Her hands were healed.
She turned them over frantically. Nothing marred the skin surface, not even a hangnail; no cuts, no blood, no pus. Neither looked as though she'd ever taken a fall or been ravaged by an out-of-control infection, or even done work, for God's sake. She swallowed and turned back to Jo. There would be time to marvel later; right now Jo needed her help. This time she didn't hesitate to brush aside the mass of hair. "Jo?" Louise touched one thin shoulder. "Can you hear me?" The blonde girl moaned and moved slightly, trying to pull herself into a tighter ball, her arms wedged between her knees and her chest.
"Come on," Louise said. She slid her arms between Jo and the floor and flinched at the girl's body temperature. "You're freezing. Let's get you off the floor." She felt strong and healthy and it was no effort to lift Jo to the blanketed pew while Beau twisted underfoot; the teen's head lolled against her shoulder then disappeared beneath the tangled hair as Louise eased her along the length of the blankets. When one of Jo's arms slid to rest palm-up on the floor, Louise gave a small yelp. The hand—and its mate—were split and battered and obviously filled with a virulent infection.
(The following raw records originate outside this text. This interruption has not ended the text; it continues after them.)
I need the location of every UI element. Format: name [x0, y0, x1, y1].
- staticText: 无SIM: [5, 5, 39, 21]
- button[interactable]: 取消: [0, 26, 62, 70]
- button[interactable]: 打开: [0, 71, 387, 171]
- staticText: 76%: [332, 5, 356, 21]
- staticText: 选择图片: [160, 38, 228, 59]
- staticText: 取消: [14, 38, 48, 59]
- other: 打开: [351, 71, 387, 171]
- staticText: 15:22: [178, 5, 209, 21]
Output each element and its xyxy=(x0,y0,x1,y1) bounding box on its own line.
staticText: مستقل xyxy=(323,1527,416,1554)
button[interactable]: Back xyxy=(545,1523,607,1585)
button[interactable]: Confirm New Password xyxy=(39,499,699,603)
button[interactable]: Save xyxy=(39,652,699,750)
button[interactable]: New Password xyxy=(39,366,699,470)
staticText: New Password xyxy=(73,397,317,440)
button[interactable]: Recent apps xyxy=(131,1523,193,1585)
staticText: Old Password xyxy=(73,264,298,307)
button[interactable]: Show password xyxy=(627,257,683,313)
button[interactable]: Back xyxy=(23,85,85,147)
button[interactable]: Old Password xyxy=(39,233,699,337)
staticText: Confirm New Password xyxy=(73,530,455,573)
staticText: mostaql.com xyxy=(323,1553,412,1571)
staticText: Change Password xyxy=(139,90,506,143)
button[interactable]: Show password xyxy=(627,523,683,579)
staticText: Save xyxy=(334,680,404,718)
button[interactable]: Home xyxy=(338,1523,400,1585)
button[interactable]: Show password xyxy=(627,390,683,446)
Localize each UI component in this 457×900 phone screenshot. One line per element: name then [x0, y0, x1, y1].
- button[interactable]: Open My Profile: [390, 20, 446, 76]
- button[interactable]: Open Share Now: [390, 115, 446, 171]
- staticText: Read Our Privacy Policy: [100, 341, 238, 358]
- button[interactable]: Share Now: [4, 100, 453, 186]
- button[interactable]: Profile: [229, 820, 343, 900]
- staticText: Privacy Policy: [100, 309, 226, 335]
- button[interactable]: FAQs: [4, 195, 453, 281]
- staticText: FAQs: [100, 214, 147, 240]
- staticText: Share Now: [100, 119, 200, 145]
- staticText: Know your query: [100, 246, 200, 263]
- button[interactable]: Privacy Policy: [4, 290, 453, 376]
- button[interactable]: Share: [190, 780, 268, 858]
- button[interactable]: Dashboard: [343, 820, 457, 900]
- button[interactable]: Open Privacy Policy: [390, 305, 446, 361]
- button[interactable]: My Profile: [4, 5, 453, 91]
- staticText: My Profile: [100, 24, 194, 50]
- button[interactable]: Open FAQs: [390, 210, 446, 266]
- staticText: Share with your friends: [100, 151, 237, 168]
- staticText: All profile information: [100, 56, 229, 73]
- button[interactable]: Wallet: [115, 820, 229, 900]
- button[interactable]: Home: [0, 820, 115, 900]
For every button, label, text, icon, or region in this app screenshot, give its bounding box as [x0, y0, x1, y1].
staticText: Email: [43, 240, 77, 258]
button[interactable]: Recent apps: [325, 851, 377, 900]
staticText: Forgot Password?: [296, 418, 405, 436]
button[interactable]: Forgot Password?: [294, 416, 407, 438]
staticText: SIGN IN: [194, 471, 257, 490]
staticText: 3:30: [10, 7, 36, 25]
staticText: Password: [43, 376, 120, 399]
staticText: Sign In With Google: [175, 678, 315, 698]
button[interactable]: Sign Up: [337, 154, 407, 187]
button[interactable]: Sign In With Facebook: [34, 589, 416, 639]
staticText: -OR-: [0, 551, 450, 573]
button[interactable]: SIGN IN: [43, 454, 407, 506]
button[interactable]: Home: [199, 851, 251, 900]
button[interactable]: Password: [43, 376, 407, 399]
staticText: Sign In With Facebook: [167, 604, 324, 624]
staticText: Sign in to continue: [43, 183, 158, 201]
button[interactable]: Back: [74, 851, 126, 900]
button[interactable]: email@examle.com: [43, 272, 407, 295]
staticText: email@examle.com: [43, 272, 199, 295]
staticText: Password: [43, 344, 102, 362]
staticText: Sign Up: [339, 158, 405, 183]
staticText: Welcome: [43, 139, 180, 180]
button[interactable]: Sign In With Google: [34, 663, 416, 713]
Black dots of shock twinkled around Louise's vision but she resisted; there was no time to freak out. Instead she rapidly tore clean strips from the bottom of Jo's dress to use as bandages, telling herself that a lot of things were different now, and if people who had been drained of blood and died could rise and do the same to others, who was to say that a strange, angelic teenager couldn't have the power to heal? If she wanted reality there was always Beau, crying plaintively and gazing blindly off into space. She washed Jo's hands carefully, wincing each time the younger girl groaned and shuddered, then carefully wrapped each one as Jo had done for her, chewing her lip helplessly when she saw that foul yellow fluid and sticky blood already spotted the wrappings. The stains and mess on the front of her companion's dress would have to wait, and Louise finally covered Jo with two more blankets, then wrapped another around herself and sat next to her, easing Jo's head onto her lap to keep it off the cold wood. Jo's breathing smoothed, and as Louise felt her own head drooping she realized she was still recovering from the last remnants of her own infection. After a time, she slept.
~ * ~
The first thing Louise saw when she opened her eyes was her own breath fogging in front of her face, an amazing thing because she was so warm. The oppressive weight across her shoulders turned out to be too many blankets and she felt movement across her thighs; her hands felt beneath the blankets and found Beau curled on her lap. She disengaged herself and left Beau snoozing amidst the covers as she searched the dim church anxiously, but Jo was nowhere to be found. Back where she started, Louise noticed a small pile on the floor next to the altar; she poked at it curiously and discovered the dress Jo had been wearing and a smaller jumble, the remains of the ragged strips that had covered Jo's mutilated hands. At last Louise spread everything on the floor and settled down Indian-fashion to stare at it in wonder.
The petite dress, the hem torn into uneven fragments, and the equally ragged bandages were a pristine, nearly painful white.
Louise flexed her wrists and fingers, felt the play of muscles and tendons and the warmth of unimpaired circulation as she wondered idly what had happened to the bloodstains on the material.
At length, she supposed it really didn't matter.